Почему-то в памяти осталось, как из темноты выделился и приблизился актер «Современника» В. Семь лет назад, когда меня исключили из Союза писателей, он позвонил и сказал, что непременно придет в самое ближайшее время, но не пришел (да и не обязан был, наше знакомство было шапочное), а теперь вот появился, и мы обнялись торопливо.

Но для объятий времени уже не оставалось, захлопали дверцы машин, и наш странный кортеж, состоящий из «Жигулей» и машин иностранных марок, понесся в аэропорт Шереметьево.

Закончился период странного и противоестественного противостояния еще одного человека государству, которое вело эту борьбу, не жалея ни сил, ни времени, ни зарплат вовлеченным в борьбу сотрудникам секретных служб.

И наступил последний акт. Наши небогатые пожитки (мы взяли с собой всего четыре чемодана, один из них с дочкиными игрушками) проверяла целая бригада таможенников. Проверяли каждую вещь, каждый ботинок, каждую Олину куклу вставляли в рентгеновский аппарат. Ничего они не искали, кроме, может быть, повода подвергнуть нас последнему унижению. Но все пропускали. Заинтересовались медалью Баварской академии изящных искусств, по приглашению которой я уезжал сейчас в Мюнхен.

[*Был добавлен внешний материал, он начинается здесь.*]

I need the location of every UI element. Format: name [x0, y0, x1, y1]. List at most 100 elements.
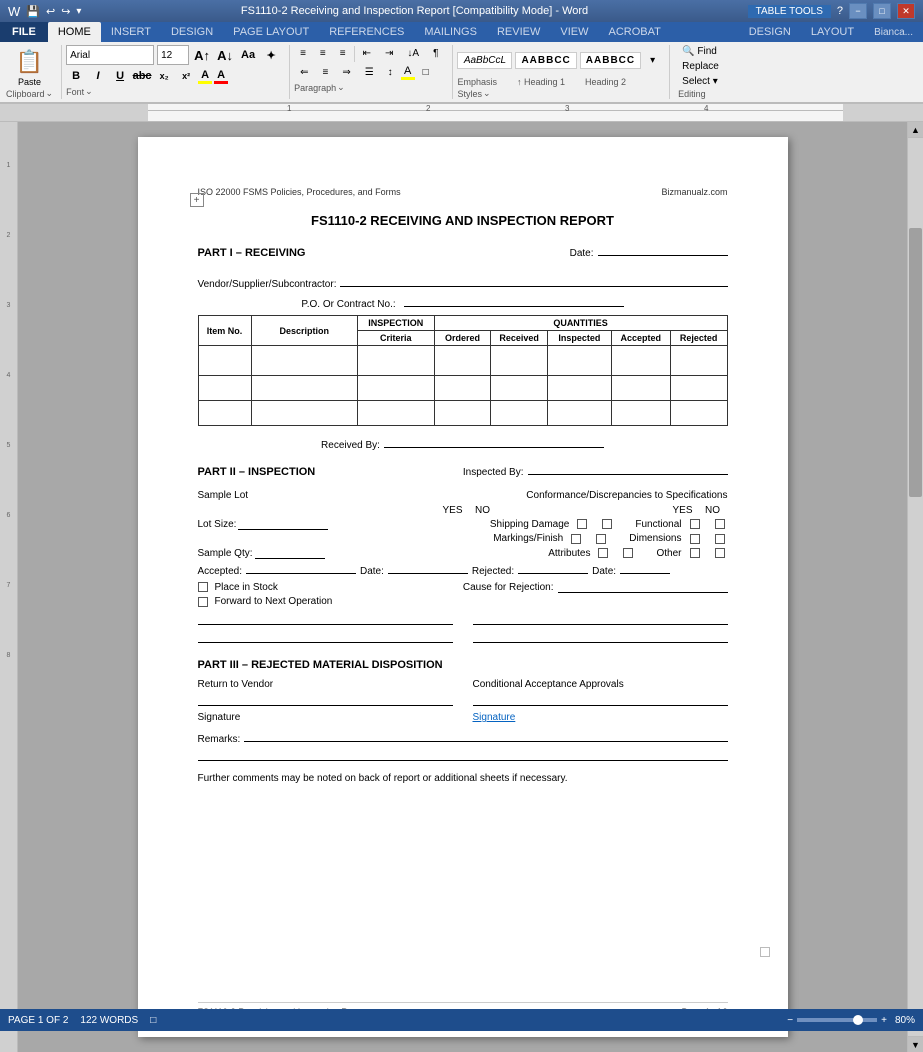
paste-button[interactable]: 📋 Paste: [12, 47, 47, 87]
cell-accepted-1[interactable]: [611, 346, 670, 376]
align-center-button[interactable]: ≡: [316, 64, 334, 81]
po-input-line[interactable]: [404, 295, 624, 307]
shrink-font-button[interactable]: A↓: [215, 46, 235, 64]
align-right-button[interactable]: ⇒: [336, 64, 356, 81]
select-button[interactable]: Select ▾: [678, 75, 723, 88]
justify-button[interactable]: ☰: [359, 64, 380, 81]
replace-button[interactable]: Replace: [678, 60, 723, 73]
rejected-date-input[interactable]: [620, 562, 670, 574]
change-case-button[interactable]: Aa: [238, 46, 258, 64]
cell-desc-1[interactable]: [251, 346, 357, 376]
zoom-thumb[interactable]: [853, 1015, 863, 1025]
lot-size-input[interactable]: [238, 518, 328, 530]
tab-table-layout[interactable]: LAYOUT: [801, 22, 864, 42]
cell-accepted-3[interactable]: [611, 401, 670, 426]
tab-table-design[interactable]: DESIGN: [739, 22, 801, 42]
tab-file[interactable]: FILE: [0, 22, 48, 42]
cell-ordered-3[interactable]: [434, 401, 491, 426]
cell-criteria-3[interactable]: [357, 401, 434, 426]
grow-font-button[interactable]: A↑: [192, 46, 212, 64]
superscript-button[interactable]: x²: [176, 67, 196, 85]
bold-button[interactable]: B: [66, 67, 86, 85]
accepted-input[interactable]: [246, 562, 356, 574]
style-emphasis[interactable]: AaBbCcL: [457, 52, 512, 69]
scroll-up-button[interactable]: ▲: [908, 122, 923, 138]
cell-criteria-1[interactable]: [357, 346, 434, 376]
tab-mailings[interactable]: MAILINGS: [414, 22, 487, 42]
tab-acrobat[interactable]: ACROBAT: [598, 22, 670, 42]
styles-more-button[interactable]: ▾: [644, 52, 661, 69]
place-in-stock-cb[interactable]: [198, 582, 208, 592]
date-input-line[interactable]: [598, 244, 728, 256]
styles-expand-icon[interactable]: ⌄: [483, 88, 491, 99]
return-vendor-line[interactable]: [198, 694, 453, 706]
shading-button[interactable]: A: [401, 65, 415, 80]
strikethrough-button[interactable]: abc: [132, 67, 152, 85]
sort-button[interactable]: ↓A: [401, 45, 425, 62]
part2-sig-line-2[interactable]: [473, 613, 728, 625]
quick-access-save[interactable]: 💾: [26, 5, 40, 18]
line-spacing-button[interactable]: ↕: [382, 64, 399, 81]
clipboard-expand-icon[interactable]: ⌄: [46, 88, 54, 99]
cell-received-3[interactable]: [491, 401, 548, 426]
cell-inspected-3[interactable]: [547, 401, 611, 426]
conditional-line[interactable]: [473, 694, 728, 706]
close-button[interactable]: ✕: [897, 3, 915, 19]
cell-criteria-2[interactable]: [357, 376, 434, 401]
zoom-in-button[interactable]: +: [881, 1015, 887, 1026]
attributes-yes-cb[interactable]: [598, 548, 608, 558]
functional-yes-cb[interactable]: [690, 519, 700, 529]
cell-item-no-1[interactable]: [198, 346, 251, 376]
shipping-damage-no-cb[interactable]: [602, 519, 612, 529]
received-by-input[interactable]: [384, 436, 604, 448]
tab-design[interactable]: DESIGN: [161, 22, 223, 42]
tab-view[interactable]: VIEW: [550, 22, 598, 42]
markings-no-cb[interactable]: [596, 534, 606, 544]
cell-rejected-3[interactable]: [670, 401, 727, 426]
markings-yes-cb[interactable]: [571, 534, 581, 544]
help-button[interactable]: ?: [837, 5, 843, 17]
scroll-down-button[interactable]: ▼: [908, 1036, 923, 1052]
other-no-cb[interactable]: [715, 548, 725, 558]
remarks-input[interactable]: [244, 730, 727, 742]
bullets-button[interactable]: ≡: [294, 45, 312, 62]
italic-button[interactable]: I: [88, 67, 108, 85]
text-highlight-button[interactable]: A: [198, 69, 212, 84]
subscript-button[interactable]: x₂: [154, 67, 174, 85]
dimensions-no-cb[interactable]: [715, 534, 725, 544]
underline-button[interactable]: U: [110, 67, 130, 85]
cell-received-2[interactable]: [491, 376, 548, 401]
tab-insert[interactable]: INSERT: [101, 22, 161, 42]
vertical-scrollbar[interactable]: ▲ ▼: [907, 122, 923, 1052]
clear-format-button[interactable]: ✦: [261, 46, 281, 64]
tab-page-layout[interactable]: PAGE LAYOUT: [223, 22, 319, 42]
tab-review[interactable]: REVIEW: [487, 22, 550, 42]
cell-desc-2[interactable]: [251, 376, 357, 401]
other-yes-cb[interactable]: [690, 548, 700, 558]
part2-sig-line-3[interactable]: [198, 631, 453, 643]
sample-qty-input[interactable]: [255, 547, 325, 559]
style-heading2[interactable]: AABBCC: [580, 52, 641, 69]
cell-accepted-2[interactable]: [611, 376, 670, 401]
multilevel-button[interactable]: ≡: [334, 45, 352, 62]
cell-received-1[interactable]: [491, 346, 548, 376]
remarks-line-2[interactable]: [198, 749, 728, 761]
cell-inspected-2[interactable]: [547, 376, 611, 401]
accepted-date-input[interactable]: [388, 562, 468, 574]
decrease-indent-button[interactable]: ⇤: [357, 45, 377, 62]
increase-indent-button[interactable]: ⇥: [379, 45, 399, 62]
cell-ordered-1[interactable]: [434, 346, 491, 376]
cell-rejected-1[interactable]: [670, 346, 727, 376]
font-size-input[interactable]: [157, 45, 189, 65]
minimize-button[interactable]: −: [849, 3, 867, 19]
attributes-no-cb[interactable]: [623, 548, 633, 558]
restore-button[interactable]: □: [873, 3, 891, 19]
paragraph-expand-icon[interactable]: ⌄: [337, 82, 345, 93]
font-color-button[interactable]: A: [214, 69, 228, 84]
zoom-out-button[interactable]: −: [787, 1015, 793, 1026]
numbering-button[interactable]: ≡: [314, 45, 332, 62]
vendor-input-line[interactable]: [340, 273, 727, 287]
dimensions-yes-cb[interactable]: [690, 534, 700, 544]
find-button[interactable]: 🔍 Find: [678, 45, 723, 58]
add-content-button[interactable]: +: [190, 193, 204, 207]
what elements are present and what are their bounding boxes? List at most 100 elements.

Потом подумали, посоветовались с кем-то, пропустили. Я держался индифферентно. Мне было на самом деле все равно. Досмотр подходил уже к концу, и два наших чемодана уже поехали куда-то вниз по наклонному транспортеру, когда меня вдруг подозвали и попросили расписаться в каком-то бланке. Я спросил, в чем я должен расписаться.

— В том, что ваша рукопись конфискована.

Я удивился: какая рукопись? Мне показали пачку выцветшей и пожелтевшей бумаги. Это была глава, не вошедшая в одну из моих задолго до того опубликованных книг и которую я наверняка уже давно каким-то другим способом отправил за рубеж. Но, наверное, я не был тогда в самом спокойном состоянии, потому что тут же швырнул им их бланк назад, а язык уже произнес необдуманные слова:

— Хорошо, в таком случае я возвращаюсь домой.

Я выхватил у рабочего третий чемодан, который он волок к транспортеру, и подошел к перегородке, отделявшей нас от провожавших.

Какой-то тип в штатском распростер руки.

— Стойте, подождите!

Я поставил чемодан и подошел к старшему таможеннику.

— И не стыдно позориться на глазах у всех людей? Из-за каких-то бумажек. Неужели вы думаете, что я доверил бы вам действительно что-нибудь ценное?

И вдруг, что это? Я не поверил своим глазам и ушам. Таможенник покраснел, опустил глаза и четко, почти по слогам произнес:

— Ваши отношения с таможней закончены. У таможни к вам нет никаких претензий.

Я растерялся. Я-то думал, что все они здесь кагебешники, кто в форме таможенника, кто просто в штатском. А оказывается, ему стыдно. Он не хочет, чтобы я считал его одним из них. Я отошел. Какой-то кагебешник в плаще побежал в дальний угол с карманным приемником-передатчиком и принялся быстро и возбужденно в него что-то бормотать. С кем он связывался? С Лубянкой? Воскресенье, раннее утро…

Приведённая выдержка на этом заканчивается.